Kristie Blattner, third grade teacher, led the collaborative effort to make the overgrown and neglected green space aesthetically pleasing and educationally interactive.

“A school garden is a great way to educate students on the importance of environmental and community stewardship,” Blattner said. “In this process, the students have become engaged and aware of the impact they have on the environment and school culture.”

Students, staff and Soldiers from 2-5 Cav., 1st  BCT, collectively volunteered 72 hours pulling weeds, removing and transplanting plants, planting new flowers and creating a salsa garden with tomatoes, bell peppers and onions.

“It was really messy, but then when we started fixing it. Now we can enjoy the gardens and see what’s in them,” Brady Skaggs, a third grader, said. “We got to have fun with the Army people and help out the environment.”

Their hard work earned Leon Heights Elementary recognition, by Fort Hood, Killeen and Copperas Cove representatives from the Cen-Tex Sustainable Communities Partnership and the School Liaison Office Adopt-A-School Program, as  the winner of the School Beautification Challenge and $200 grand prize award at a ceremony May 21.

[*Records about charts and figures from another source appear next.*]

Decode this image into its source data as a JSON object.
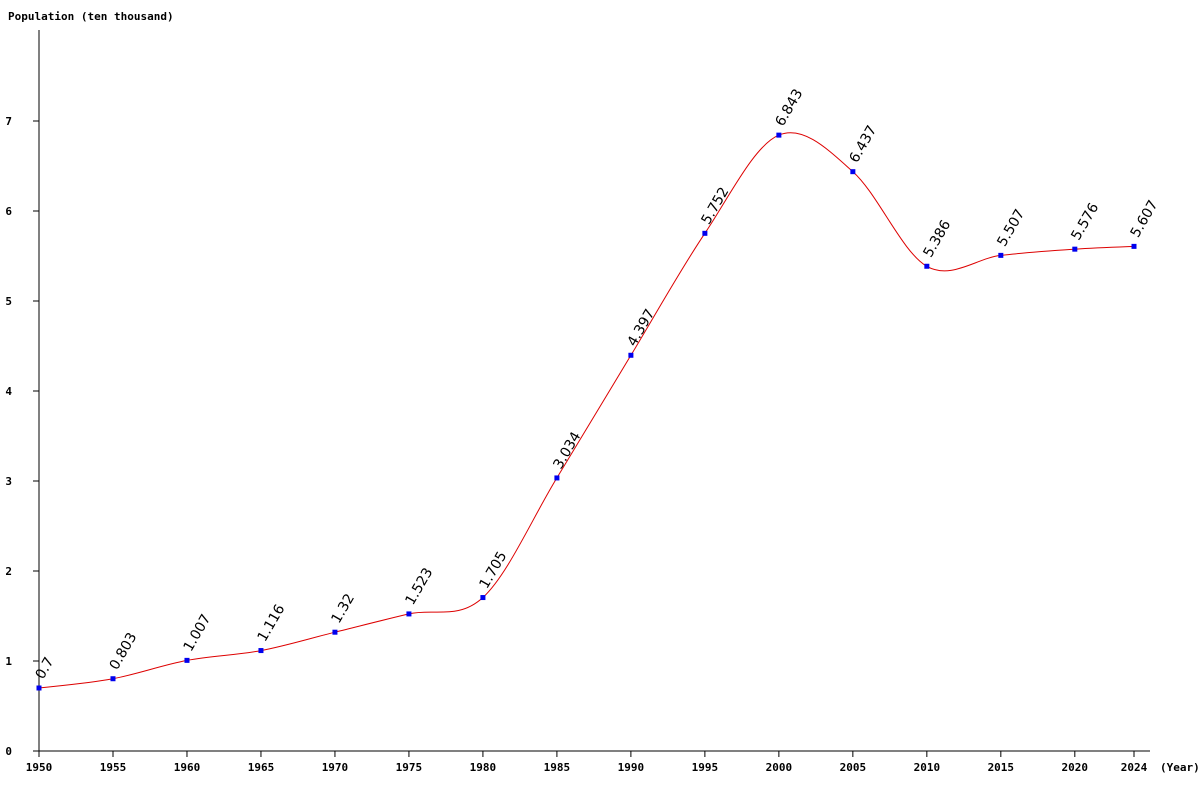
{
  "chart_data": {
    "type": "line",
    "ylabel": "Population (ten thousand)",
    "xlabel": "(Year)",
    "x": [
      1950,
      1955,
      1960,
      1965,
      1970,
      1975,
      1980,
      1985,
      1990,
      1995,
      2000,
      2005,
      2010,
      2015,
      2020,
      2024
    ],
    "values": [
      0.7,
      0.803,
      1.007,
      1.116,
      1.32,
      1.523,
      1.705,
      3.034,
      4.397,
      5.752,
      6.843,
      6.437,
      5.386,
      5.507,
      5.576,
      5.607
    ],
    "data_labels": [
      "0.7",
      "0.803",
      "1.007",
      "1.116",
      "1.32",
      "1.523",
      "1.705",
      "3.034",
      "4.397",
      "5.752",
      "6.843",
      "6.437",
      "5.386",
      "5.507",
      "5.576",
      "5.607"
    ],
    "x_ticks": [
      "1950",
      "1955",
      "1960",
      "1965",
      "1970",
      "1975",
      "1980",
      "1985",
      "1990",
      "1995",
      "2000",
      "2005",
      "2010",
      "2015",
      "2020",
      "2024"
    ],
    "y_ticks": [
      "0",
      "1",
      "2",
      "3",
      "4",
      "5",
      "6",
      "7"
    ],
    "ylim": [
      0,
      8
    ],
    "grid": false,
    "line_color": "#dd0000",
    "marker_color": "#0000ee"
  }
}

“We appreciate the partnership with Fort Hood and the community, and are proud of Leon Heights Elementary and all the students that participated,” Dr. Susan Kincannon, superintendent, Belton Independent School District, said. “It’s a great opportunity for our kids to get to learn a little bit of science, have a place they can go out and read and enjoy nature.”

The beautification challenge is one of the many initiatives of the Youth Environmental Ambassadors! Program that promotes community service and sustainability in schools within the Greater Fort Hood Area.

“These community service initiatives allow Soldiers the opportunity to get to know the community they serve,” 2nd Lt. Robert Lindley, Adopt-A-School unit representative, 2-5 Cav., 1st BCT, said. “The Lancers hope to provide students at Leon Heights pride in their community and a passion to help others.

“It was nice to have the Soldiers here,” Lillie Cook, a third grader, said. “It made me feel good to know that we make the garden so beautiful and the world a better place.”

Lt. Col. Neil Hollenbeck, commander, 2-5 Cav., 1st BCT, explained how the Adopt-A-School program adds value and mutual benefits to both the students and Soldiers.

“When you are engaged in the day to day grind of making a combat unit ready to fight and keeping it ready to fight, you can sometimes forget where you came from and what it was like to be a kid,” Hollenbeck said. “Putting Soldiers directly in contact with the people they’re protecting, helps them to come back to work with a different mindset. It reminds us why we do, what we do.”

Although helping the school is important, Blattner sees the unit and school relationship as a chance to inspire and support each other.

 “The unit has had such an active role in our school and community this year that the kids look forward to seeing the Soldiers and doing things with them,” Blattner said. “It is important for our students and our Soldiers to know that they are not alone and we are in it together.”